The Organisation: Incontinence products are among the most expensive parts of running an aged care facility. The Simavita solution reduces this expense. It also creates more accurate records for insurance and liability purposes.
One of the most pressing issues facing Australia, and western societies in general, is an ageing population.
Much effort is going helping older people stay at home, but the reality, according to the Australian Institute of Health and Welfare, is that around ten percent of people over the age of 60 will need to live in residential accommodation.
Simavita is a specialist aged care services provider. Its CEO, Philippa Lewis, told eHealthspace.org that seventy percent of the people who are admitted to residential aged care are incontinent. What this means is that, behind staffing, incontinence products and incontinence care are the most expensive parts of running an aged care facility.
Ms Lewis’ company has developed a software and hardware solution that can significantly reduce the amount of sanitary products used, leading to a more dignified existence for people living in an aged care facility – they don’t need to be changed as often – and also freeing up staff for other jobs needing to be done.
“Normally what happens is that when someone is admitted to an aged care facility there is a three day assessment,” said Ms Lewis. “This is done manually. The person has to wear a pad for 72 hours, and this is checked and weighed every two hours.
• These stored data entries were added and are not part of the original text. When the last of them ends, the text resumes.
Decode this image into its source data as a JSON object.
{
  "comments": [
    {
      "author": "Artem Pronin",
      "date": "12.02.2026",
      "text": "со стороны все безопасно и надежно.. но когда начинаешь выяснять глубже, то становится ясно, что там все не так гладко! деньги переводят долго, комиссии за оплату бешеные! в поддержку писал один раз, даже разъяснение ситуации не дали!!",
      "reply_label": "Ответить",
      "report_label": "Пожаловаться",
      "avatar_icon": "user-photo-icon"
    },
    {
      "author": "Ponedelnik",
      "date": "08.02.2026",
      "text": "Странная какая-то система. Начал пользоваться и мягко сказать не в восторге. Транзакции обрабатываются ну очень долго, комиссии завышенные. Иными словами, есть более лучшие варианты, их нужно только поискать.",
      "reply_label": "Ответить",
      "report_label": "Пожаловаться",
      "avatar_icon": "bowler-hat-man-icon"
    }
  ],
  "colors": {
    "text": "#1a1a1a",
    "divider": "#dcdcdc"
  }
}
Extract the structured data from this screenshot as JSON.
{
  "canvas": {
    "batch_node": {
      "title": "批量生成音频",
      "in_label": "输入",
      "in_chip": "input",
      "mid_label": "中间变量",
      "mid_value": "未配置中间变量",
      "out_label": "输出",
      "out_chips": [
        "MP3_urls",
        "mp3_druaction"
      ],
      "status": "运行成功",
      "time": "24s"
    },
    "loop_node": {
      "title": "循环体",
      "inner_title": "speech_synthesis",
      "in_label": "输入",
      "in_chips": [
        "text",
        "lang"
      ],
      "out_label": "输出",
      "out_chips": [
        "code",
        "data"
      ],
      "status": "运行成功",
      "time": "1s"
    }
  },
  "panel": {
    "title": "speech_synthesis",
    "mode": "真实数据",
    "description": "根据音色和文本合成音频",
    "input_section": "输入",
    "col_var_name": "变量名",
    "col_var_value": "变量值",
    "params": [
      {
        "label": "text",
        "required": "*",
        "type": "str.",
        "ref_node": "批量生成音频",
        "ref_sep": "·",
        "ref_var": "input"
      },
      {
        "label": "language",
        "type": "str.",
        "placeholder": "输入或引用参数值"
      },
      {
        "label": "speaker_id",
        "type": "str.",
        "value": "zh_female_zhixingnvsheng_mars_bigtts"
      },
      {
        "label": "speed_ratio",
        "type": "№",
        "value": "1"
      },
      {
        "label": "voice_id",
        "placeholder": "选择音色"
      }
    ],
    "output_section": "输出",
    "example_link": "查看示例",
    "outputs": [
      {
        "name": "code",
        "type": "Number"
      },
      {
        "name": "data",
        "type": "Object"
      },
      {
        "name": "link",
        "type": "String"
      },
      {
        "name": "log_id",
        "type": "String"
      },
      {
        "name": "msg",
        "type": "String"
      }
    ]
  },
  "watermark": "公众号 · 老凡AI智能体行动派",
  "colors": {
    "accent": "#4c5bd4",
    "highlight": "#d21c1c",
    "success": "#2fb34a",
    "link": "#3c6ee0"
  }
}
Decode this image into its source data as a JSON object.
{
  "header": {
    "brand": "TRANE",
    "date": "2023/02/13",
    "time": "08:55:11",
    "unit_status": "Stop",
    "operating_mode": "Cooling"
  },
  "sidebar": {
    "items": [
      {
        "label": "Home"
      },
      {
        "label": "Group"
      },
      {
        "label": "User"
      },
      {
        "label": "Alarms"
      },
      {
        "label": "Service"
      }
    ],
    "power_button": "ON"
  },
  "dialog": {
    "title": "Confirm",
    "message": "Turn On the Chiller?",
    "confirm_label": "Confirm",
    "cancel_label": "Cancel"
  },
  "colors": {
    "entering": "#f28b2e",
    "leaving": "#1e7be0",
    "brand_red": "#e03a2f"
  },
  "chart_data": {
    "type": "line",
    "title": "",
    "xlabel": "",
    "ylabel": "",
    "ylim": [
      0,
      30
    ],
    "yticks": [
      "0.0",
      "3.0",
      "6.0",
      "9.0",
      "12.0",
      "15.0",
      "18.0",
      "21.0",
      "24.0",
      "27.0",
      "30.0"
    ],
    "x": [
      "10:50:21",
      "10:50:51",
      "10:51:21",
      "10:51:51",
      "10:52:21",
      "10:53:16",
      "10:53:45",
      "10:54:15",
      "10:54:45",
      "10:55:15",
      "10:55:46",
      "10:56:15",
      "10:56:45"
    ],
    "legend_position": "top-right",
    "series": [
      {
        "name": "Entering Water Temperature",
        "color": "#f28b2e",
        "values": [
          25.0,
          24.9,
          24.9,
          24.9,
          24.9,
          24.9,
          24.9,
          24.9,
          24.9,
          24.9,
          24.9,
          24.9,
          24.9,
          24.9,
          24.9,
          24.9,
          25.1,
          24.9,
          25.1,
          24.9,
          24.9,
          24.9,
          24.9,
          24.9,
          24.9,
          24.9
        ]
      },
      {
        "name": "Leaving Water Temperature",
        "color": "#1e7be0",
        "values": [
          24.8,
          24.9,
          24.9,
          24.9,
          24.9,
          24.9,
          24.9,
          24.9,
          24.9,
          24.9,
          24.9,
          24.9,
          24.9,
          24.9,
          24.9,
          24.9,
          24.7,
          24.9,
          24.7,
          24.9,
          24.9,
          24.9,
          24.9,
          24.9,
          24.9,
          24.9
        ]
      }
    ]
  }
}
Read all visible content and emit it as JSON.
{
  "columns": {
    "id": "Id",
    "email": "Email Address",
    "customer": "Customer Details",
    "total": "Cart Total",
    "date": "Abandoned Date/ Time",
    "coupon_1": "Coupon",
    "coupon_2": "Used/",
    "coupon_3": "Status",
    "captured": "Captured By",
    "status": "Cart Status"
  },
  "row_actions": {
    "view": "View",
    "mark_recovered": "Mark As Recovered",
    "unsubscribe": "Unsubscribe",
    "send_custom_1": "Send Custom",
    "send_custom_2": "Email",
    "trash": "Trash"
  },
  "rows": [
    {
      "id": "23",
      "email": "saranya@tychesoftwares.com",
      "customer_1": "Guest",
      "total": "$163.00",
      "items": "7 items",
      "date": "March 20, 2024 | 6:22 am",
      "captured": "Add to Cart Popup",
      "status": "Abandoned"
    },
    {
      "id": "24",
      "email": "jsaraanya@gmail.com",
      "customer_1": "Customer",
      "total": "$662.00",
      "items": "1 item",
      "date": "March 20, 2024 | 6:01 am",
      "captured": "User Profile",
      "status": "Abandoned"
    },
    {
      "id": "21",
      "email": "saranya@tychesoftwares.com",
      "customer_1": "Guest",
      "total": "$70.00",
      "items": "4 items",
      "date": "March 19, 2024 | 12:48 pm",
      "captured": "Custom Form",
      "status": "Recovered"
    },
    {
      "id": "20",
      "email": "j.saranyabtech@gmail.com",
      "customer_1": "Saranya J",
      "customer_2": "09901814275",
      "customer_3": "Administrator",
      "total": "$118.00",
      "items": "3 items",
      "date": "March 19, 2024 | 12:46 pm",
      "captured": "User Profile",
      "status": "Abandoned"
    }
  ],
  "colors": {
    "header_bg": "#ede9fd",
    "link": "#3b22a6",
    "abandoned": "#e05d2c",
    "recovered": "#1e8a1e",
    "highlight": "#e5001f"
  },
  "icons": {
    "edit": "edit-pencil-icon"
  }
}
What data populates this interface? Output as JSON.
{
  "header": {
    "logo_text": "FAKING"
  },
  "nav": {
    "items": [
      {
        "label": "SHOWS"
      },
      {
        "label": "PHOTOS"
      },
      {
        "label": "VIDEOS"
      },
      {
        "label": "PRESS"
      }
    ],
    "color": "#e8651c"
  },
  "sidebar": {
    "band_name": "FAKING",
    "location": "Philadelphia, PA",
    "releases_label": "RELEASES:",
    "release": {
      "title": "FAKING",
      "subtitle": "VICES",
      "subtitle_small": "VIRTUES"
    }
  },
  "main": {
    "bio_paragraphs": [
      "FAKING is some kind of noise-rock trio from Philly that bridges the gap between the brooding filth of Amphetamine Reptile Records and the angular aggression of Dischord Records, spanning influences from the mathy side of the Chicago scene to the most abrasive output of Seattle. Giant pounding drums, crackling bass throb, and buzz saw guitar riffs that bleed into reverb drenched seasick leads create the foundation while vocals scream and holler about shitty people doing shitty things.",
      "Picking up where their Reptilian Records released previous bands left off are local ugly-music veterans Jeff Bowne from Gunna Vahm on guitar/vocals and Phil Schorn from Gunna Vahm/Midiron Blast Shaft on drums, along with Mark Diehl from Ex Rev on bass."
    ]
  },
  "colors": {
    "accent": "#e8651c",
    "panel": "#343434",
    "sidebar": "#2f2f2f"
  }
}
On this basis a toileting plan is formed for the person.”
The problem is that this system is unreliable, according to Ms Lewis. “There is no evidence based information available,” she said. “It can also make an elderly person incontinent because there is a shortage of staff to check the pads, and so an incorrect assessment could be made.”
The Simavita solution uses a wireless sensor embedded into an incontinence pad. The sensor picks up all activity and transmits it to a dedicated server and also to a handheld PDA device. The carer can then see what is going on, and the pad doesn’t need to be checked and changed every two hours.
“The person is not subject to the indignity of constant changing, and what is generated is a three day bladder chart, meaning that the person is only changed when they need to be changed,” said Ms Lewis. “They may only be changed three times per day, rather than ten times, and this also frees up staff to do other things.”
According to Ms Lewis, 34 facilities totaling 1700 beds are using the Simavita system across Australia. The company has ambitious international expansion plans, and has partnered with HP to provide the hardware layer needed to run the system.
“We approached HP because we wanted to work with a global player to underpin our international expansion plans,” Ms Lewis said.